The business initially focused on providing university students as after-school nannies in London, later expanding across the UK and broadening its recruitment to include older workers and professional childcarers. By 2025, media reports noted that more than 5,000 families were using Koru Kids each month to search for childcare, with most placements involving part-time arrangements of around 13 hours per week.

Koru Kids launched a home nursery scheme in early 2021 to cover training and set up costs to help new childminders run nurseries in their own home. In June 2023, Koru Kids shuttered the service to focus solely on providing their after-school nannies service citing that "regulations are not currently set up to support childminding agencies becoming financially sustainable.".

A 2023 article in The Guardian highlighted the company’s practice of using formal contracts and paying at least the minimum wage, contrasting this with some other childcare platforms in the UK.

== Research and campaigns ==
Media reporting on Koru Kids’ commissioned research has highlighted issues of childcare access, affordability, and parental leave. A 2024 study found that many parents struggled to access wraparound care, with children spending an average of 1.5 hours on screens after school when provision was unavailable.

In 2023, another survey reported widespread dissatisfaction with UK paternity leave packages, particularly around length of leave, pay, and workplace flexibility.

The company and its founder have also been cited in wider discussions of childcare policy. BBC News covered its analysis of government wraparound childcare plans, while Rachel Carrell has been quoted on family policy in national outlets including The Independent.

== Investors and political attention ==
In 2019, Akshata Murty, wife of Rishi Sunak, invested in Koru Kids through her venture fund Catamaran Ventures.

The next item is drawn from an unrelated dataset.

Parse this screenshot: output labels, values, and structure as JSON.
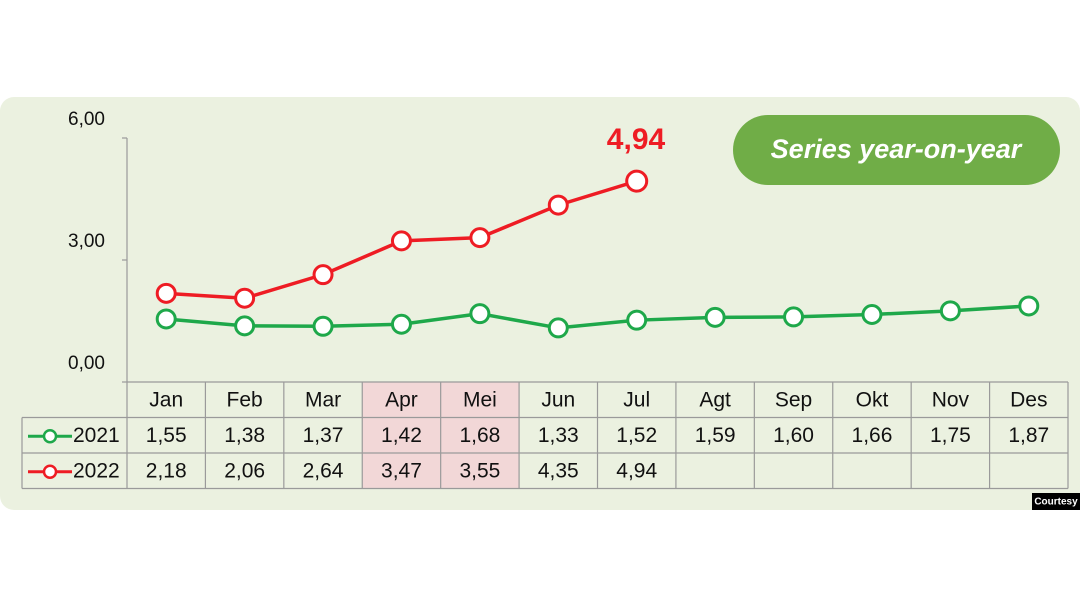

In April 2023, after becoming Prime Minister, Sunak faced a parliamentary investigation for failing to declare his wife’s shares when questioned about childcare policy. The Parliamentary Commissioner for Standards concluded the omission was “inadvertent” but required Sunak to apologise. In January 2024, Murty announced she had transferred her shares to charity.

Koru Kids has also received investment from venture capital funds including AlbionVC, Forward Partners, JamJar, Global Founders Capital, and Atomico.